Physicist’s perspective

2.1. Physicist’s perspective#

This is a book by physicists, for physicists. It is not a data science book per se. It is, instead, a book that we hope will help physicists learn about a set of tools and practices that will enable them to draw rigorous scientific conclusions from data.

Note

In the spirit of Lewis Carroll’s Through the Looking Glass (‘“When I use a word,” Humpty Dumpty said in rather a scornful tone, “it means just what I choose it to mean—neither more nor less.”’) we take opportunities like this one to specify how we will use various terms throughout this book. When we say “Data” it means any information used to form a conditional probability that is part of our inference. Data could be the quantitative output of experimental investigations–the most common understanding of the term. But, it could also be data from astronomical observations. Or it could be the results of computational simulations of theories, or even order-by-order theory predictions obtained in a perturbative expansion. Indeed, a key aspect of this book is that we will often understand our theories (or models) as providing us with data, and we may well not distinguish in our writing whether it is that kind of data we are discussing or “actual” data. The Bayesian methods we present don’t care about this distinction: all data will be grist for our inference mill.

In order to draw these conclusions the act of scientific modeling is essential. But most of us are not interested in drawing a model-specific conclusion. Our goal is more ambitious: while inference will often be done in the context of a specific model, we will drive towards results and predictions whose validity is not restricted by the limitations of the model itself.

We want these conclusions to be rigorous, but this is not synonym for certain. Conclusions from data are, by and large, contingent and revisable. But, we will argue that, if couched in the language of probability theory, the inference from data can and should be done rigorously. This can only happen if that inference is implemented within a consistent theory of probabilistic reasoning.

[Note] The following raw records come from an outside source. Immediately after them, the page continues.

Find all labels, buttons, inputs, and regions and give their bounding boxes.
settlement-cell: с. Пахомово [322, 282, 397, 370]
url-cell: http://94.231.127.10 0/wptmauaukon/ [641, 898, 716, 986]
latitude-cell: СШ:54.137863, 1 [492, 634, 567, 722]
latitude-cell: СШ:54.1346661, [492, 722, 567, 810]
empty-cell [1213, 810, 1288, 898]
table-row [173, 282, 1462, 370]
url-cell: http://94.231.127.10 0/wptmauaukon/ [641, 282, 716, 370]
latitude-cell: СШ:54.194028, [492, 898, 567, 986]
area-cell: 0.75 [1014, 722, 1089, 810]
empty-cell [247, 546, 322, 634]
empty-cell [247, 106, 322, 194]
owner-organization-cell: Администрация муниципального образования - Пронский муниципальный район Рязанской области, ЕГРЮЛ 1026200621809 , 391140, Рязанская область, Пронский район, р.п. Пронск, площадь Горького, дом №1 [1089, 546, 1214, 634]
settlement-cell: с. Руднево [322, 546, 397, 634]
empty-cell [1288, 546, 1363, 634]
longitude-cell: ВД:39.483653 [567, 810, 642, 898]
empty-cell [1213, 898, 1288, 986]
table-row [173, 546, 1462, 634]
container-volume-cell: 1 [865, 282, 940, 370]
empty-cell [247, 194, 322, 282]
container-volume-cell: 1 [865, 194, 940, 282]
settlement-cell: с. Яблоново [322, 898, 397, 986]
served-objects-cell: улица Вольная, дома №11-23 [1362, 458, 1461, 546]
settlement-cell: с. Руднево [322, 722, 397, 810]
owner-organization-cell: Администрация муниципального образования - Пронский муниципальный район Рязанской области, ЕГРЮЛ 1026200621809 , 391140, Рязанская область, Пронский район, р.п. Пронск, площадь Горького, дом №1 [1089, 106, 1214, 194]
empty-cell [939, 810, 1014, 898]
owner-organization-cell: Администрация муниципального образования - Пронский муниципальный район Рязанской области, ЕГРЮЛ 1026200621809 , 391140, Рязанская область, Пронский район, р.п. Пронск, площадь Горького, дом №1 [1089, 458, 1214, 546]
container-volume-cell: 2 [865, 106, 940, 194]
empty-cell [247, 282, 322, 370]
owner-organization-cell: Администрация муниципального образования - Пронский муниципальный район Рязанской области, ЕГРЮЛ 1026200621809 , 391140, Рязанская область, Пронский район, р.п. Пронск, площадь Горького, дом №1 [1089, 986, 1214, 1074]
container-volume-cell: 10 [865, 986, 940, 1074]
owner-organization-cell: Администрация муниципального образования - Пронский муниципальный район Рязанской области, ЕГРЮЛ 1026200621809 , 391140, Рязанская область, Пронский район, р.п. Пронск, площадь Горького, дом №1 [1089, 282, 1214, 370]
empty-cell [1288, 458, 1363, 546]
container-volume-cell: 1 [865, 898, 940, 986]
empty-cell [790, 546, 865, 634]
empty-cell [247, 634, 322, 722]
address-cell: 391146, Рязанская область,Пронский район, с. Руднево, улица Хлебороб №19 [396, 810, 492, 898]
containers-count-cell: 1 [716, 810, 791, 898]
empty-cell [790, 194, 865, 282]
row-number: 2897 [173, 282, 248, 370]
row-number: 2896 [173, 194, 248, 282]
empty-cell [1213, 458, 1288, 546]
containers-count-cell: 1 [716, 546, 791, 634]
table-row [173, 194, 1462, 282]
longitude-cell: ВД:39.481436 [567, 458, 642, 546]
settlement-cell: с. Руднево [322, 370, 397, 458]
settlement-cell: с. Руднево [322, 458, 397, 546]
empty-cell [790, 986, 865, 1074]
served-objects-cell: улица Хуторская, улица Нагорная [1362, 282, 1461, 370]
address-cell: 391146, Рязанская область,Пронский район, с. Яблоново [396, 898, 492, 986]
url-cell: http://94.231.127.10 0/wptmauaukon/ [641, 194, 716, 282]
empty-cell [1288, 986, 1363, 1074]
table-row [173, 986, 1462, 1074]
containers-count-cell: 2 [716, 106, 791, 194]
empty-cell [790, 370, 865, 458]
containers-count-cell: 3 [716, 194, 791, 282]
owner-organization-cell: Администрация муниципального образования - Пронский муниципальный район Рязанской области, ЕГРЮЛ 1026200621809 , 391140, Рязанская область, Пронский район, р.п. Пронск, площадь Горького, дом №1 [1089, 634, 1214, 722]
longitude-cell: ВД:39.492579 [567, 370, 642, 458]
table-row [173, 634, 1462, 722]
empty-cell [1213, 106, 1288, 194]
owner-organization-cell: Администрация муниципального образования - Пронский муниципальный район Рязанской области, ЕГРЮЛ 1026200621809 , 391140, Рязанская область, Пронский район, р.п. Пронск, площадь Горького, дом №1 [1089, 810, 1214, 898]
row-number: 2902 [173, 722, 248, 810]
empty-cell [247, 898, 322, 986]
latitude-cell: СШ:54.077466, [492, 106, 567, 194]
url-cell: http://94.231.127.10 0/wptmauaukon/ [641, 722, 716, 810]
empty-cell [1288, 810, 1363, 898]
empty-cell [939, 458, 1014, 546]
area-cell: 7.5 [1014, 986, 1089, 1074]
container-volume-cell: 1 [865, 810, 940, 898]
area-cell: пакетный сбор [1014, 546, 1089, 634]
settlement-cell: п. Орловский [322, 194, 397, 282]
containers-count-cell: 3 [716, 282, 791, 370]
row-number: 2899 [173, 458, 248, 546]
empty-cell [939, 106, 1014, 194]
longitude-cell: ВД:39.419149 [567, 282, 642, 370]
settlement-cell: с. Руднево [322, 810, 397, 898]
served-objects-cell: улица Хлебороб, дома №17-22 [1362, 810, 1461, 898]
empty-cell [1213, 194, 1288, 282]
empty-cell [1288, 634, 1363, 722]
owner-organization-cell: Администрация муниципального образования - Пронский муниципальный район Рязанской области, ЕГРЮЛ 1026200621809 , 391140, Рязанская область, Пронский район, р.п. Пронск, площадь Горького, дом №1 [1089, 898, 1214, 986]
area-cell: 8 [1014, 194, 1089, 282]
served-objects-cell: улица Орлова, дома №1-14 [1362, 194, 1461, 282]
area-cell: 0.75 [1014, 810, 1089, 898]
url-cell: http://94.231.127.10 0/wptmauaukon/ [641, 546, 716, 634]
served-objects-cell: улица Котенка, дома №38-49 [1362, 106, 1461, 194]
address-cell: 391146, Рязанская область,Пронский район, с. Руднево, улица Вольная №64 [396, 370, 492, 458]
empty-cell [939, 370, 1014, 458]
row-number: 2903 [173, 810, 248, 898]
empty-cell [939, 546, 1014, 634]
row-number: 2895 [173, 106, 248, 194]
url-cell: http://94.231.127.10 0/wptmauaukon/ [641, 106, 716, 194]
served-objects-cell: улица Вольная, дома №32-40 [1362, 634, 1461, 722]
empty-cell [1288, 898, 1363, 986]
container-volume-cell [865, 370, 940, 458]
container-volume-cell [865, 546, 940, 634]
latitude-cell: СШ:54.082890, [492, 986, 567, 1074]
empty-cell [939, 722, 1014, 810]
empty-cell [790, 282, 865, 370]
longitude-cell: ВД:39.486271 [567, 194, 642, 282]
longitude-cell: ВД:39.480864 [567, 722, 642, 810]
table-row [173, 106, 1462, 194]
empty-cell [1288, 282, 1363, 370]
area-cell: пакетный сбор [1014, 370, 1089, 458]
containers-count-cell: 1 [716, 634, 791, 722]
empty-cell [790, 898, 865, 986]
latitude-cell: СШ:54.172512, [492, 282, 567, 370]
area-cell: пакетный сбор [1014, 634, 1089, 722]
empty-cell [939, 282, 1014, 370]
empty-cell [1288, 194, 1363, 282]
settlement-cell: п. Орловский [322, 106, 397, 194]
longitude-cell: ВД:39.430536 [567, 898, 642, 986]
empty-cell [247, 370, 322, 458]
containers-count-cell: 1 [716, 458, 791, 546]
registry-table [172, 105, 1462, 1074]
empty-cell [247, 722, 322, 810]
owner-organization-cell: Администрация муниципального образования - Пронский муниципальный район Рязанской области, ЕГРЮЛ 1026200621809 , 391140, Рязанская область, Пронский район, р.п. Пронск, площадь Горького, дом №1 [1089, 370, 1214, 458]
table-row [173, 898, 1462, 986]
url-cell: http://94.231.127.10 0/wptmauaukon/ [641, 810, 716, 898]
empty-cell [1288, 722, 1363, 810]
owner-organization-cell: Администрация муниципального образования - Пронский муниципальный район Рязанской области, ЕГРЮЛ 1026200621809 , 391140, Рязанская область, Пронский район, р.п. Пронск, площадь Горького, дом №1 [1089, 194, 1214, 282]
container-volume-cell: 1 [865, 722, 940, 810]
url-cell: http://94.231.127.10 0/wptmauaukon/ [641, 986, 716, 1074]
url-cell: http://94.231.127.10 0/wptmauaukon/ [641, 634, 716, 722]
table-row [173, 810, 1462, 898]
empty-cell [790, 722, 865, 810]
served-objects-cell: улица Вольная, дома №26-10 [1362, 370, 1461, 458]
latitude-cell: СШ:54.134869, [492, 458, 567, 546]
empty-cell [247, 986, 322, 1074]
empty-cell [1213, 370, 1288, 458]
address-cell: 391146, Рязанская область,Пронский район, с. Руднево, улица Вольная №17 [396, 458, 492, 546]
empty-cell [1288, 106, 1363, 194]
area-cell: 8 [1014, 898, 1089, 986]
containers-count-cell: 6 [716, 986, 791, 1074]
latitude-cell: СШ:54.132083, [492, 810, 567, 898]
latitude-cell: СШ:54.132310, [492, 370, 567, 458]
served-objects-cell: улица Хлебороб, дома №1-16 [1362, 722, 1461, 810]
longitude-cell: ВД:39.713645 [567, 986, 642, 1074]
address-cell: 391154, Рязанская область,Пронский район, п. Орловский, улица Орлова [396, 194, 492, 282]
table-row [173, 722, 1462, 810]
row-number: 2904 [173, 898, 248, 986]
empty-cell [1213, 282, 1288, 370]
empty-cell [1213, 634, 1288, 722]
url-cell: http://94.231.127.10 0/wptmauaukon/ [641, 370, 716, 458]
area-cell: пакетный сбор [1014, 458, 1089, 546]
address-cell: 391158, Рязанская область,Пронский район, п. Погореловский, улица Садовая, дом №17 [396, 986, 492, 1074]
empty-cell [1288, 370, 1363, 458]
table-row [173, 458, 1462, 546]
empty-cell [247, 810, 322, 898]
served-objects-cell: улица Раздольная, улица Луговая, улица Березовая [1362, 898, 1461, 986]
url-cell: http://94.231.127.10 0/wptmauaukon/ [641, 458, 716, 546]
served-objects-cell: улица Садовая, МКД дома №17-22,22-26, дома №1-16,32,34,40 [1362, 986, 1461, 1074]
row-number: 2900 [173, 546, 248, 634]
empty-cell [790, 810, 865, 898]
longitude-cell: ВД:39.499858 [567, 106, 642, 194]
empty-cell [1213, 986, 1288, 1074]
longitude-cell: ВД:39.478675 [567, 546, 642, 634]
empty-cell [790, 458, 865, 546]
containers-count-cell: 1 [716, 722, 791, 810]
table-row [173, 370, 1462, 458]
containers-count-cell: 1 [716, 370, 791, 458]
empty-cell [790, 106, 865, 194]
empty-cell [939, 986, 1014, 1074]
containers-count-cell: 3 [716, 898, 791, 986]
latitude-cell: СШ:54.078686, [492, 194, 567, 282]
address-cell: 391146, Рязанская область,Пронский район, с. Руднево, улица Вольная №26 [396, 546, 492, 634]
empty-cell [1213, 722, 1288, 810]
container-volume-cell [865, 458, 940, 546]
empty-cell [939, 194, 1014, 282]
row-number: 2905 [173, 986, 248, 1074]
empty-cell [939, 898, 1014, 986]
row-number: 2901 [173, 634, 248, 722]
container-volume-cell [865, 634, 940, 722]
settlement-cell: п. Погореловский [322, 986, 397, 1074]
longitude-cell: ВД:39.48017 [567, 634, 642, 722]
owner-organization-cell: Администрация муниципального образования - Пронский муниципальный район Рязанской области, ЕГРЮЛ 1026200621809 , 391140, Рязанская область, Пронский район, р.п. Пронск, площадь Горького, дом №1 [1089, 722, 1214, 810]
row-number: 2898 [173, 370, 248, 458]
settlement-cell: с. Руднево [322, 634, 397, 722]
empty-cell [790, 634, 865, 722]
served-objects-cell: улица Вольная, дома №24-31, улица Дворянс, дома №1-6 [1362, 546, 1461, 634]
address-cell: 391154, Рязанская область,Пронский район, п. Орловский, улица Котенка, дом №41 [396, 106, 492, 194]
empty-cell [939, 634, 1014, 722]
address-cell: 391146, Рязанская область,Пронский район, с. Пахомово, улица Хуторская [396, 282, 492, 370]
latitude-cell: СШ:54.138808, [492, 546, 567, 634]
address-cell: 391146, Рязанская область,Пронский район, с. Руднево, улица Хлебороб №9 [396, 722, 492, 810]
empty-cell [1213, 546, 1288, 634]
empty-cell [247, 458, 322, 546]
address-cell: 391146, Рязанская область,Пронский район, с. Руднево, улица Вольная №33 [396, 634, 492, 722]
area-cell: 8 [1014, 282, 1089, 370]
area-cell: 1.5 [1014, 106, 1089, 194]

In order to assign a probability to some aspect of a model (a parameter being within a specified range, that the model itself is true, etc.) we need to specify the information on which we are basing this probability. Thus our understanding of models needs not only to be expressed using a probability calculus, the probabilities must always be understood as contingent upon the specified information.

Bayes’ theorem is an immediate consequence of consistent probabilistic reasoning and it expresses how the probabilities of things we care about in a model must change in the light of additional information. Bayes’ theorem is therefore at the heart of this book because it is a mathematical identity regarding consistent learning from new data. It tells us how to take the probabilities that encode our knowledge regarding the model prior to acquisition of that data and update them in light of that new information. Bayes’ theorem and the rules of probability calculus are introduced in Part I, Section 4 and applied throughout this text.